C’est donc à juste titre que le tribunal a dit que Mme [N] doit bénéficier d’une allocation de congé maternel et d’une indemnité journalière à taux plein pour la période du 17 avril 2021 au 7 août 2021 et renvoyé Mme [N] devant la CPAM pour la liquidation de ses droits.
En conséquence, le jugement entrepris sera confirmé en toutes ses dispositions, sans qu’il soit besoin que la cour procède au calcul des droits de Mme [N].

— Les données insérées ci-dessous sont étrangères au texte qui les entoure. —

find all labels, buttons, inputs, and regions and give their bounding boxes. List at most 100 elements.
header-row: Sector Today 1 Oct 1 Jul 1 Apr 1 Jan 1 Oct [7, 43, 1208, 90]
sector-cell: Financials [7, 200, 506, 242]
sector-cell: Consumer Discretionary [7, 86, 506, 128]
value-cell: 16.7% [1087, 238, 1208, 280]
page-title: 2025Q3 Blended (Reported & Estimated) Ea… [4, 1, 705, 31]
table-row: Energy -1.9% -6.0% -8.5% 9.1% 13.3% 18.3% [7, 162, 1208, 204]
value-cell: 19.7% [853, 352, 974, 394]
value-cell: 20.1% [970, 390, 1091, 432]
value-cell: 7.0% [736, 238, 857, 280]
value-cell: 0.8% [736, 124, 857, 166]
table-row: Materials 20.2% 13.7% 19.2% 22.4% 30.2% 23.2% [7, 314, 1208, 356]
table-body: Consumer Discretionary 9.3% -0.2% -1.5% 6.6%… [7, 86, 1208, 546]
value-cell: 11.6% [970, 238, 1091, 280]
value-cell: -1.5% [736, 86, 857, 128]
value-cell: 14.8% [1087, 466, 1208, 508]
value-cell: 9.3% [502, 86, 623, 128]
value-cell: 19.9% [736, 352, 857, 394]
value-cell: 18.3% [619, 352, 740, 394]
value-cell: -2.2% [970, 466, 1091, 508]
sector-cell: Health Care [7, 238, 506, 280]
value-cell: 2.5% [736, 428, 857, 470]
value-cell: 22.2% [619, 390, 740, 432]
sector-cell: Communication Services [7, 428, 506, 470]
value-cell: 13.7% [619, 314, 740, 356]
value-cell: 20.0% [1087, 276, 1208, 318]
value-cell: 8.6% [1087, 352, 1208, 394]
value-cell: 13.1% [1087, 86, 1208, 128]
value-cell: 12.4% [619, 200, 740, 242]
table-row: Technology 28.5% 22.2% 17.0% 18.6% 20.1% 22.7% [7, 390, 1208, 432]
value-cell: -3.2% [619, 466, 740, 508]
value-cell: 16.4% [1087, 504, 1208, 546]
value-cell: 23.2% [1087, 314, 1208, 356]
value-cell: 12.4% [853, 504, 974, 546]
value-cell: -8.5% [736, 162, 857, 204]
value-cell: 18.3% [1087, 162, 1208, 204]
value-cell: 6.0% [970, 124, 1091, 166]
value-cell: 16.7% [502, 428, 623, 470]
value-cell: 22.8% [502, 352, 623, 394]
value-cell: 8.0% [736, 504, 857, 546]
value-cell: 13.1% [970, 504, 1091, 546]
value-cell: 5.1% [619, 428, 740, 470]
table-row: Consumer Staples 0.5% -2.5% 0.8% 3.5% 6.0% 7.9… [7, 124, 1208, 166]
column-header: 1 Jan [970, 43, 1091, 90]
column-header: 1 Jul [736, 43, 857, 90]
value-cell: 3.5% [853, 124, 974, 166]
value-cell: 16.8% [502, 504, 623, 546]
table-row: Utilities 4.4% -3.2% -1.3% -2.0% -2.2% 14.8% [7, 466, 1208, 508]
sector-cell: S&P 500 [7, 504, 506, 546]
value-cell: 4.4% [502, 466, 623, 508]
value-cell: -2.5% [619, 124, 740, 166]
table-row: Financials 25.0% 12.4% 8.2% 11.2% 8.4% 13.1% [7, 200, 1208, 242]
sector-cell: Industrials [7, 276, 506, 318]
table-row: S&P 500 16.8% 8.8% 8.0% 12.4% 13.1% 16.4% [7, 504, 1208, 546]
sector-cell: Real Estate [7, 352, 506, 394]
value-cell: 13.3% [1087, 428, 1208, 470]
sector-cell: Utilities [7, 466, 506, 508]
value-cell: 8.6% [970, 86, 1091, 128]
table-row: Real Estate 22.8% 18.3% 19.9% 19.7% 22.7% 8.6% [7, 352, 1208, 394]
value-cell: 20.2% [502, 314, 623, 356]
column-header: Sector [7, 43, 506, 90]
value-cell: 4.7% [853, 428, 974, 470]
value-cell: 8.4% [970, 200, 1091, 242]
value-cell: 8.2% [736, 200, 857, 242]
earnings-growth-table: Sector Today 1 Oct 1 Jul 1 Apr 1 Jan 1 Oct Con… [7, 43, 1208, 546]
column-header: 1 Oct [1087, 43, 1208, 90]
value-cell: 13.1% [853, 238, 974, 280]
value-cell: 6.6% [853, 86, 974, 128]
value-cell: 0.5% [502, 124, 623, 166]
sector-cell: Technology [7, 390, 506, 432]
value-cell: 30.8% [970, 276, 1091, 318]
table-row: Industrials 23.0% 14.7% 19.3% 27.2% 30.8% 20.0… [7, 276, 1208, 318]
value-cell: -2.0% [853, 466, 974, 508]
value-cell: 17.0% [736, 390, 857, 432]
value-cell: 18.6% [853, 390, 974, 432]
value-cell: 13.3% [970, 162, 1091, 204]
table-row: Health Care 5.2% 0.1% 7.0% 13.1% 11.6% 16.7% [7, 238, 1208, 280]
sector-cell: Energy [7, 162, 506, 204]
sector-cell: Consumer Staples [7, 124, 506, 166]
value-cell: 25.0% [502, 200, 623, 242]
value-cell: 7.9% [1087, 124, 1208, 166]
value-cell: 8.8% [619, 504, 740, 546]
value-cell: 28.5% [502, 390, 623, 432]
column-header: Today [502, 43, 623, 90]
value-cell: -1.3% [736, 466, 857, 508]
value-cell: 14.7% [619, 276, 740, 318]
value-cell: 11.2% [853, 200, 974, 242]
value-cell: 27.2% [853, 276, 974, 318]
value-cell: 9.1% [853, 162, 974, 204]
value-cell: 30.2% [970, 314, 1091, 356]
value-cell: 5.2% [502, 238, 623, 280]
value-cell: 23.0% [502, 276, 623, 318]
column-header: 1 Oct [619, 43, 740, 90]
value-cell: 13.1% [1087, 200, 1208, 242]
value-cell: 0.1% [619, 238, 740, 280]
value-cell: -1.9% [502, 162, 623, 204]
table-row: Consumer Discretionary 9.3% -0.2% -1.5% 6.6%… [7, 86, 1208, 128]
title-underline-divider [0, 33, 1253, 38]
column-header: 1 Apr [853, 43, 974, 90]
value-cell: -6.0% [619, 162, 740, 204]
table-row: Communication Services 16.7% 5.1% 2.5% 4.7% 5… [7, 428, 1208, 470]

La CPAM sera condamnée à payer à Mme [N] la somme de 1 500 euros en application des dispositions de l’article 700 du code de procédure civile et à supporter les dépens d’appel, en plus de ceux de première instance.
PAR CES MOTIFS
La cour statuant publiquement et contradictoirement :
CONFIRME, en toutes ses dispositions soumises à la cour, le jugement rendu entre les parties le 21 mars 2024 (RG n° 23/00411) par le pôle social du tribunal judiciaire de Grenoble,
DÉBOUTE Mme [S] [N] de sa demande de condamnation à des sommes au titre de cet arrêt, la liquidation étant à la charge de la CPAM,
CONDAMNE la CPAM de l’Isère à payer à Mme [S] [N] la somme de 1 500 euros en application des dispositions de l’article 700 du code de procédure civile,
CONDAMNE la CPAM de l’Isère aux dépens d’appel.
Prononcé publiquement par mise à disposition au greffe, les parties ayant été préalablement avisées dans les conditions prévues au deuxième alinéa de l’article 450 du code de procédure civile.
Signé par Mme Bénédicte MANTEAUX, Présidente et par M. Fabien OEUVRAY, Greffier.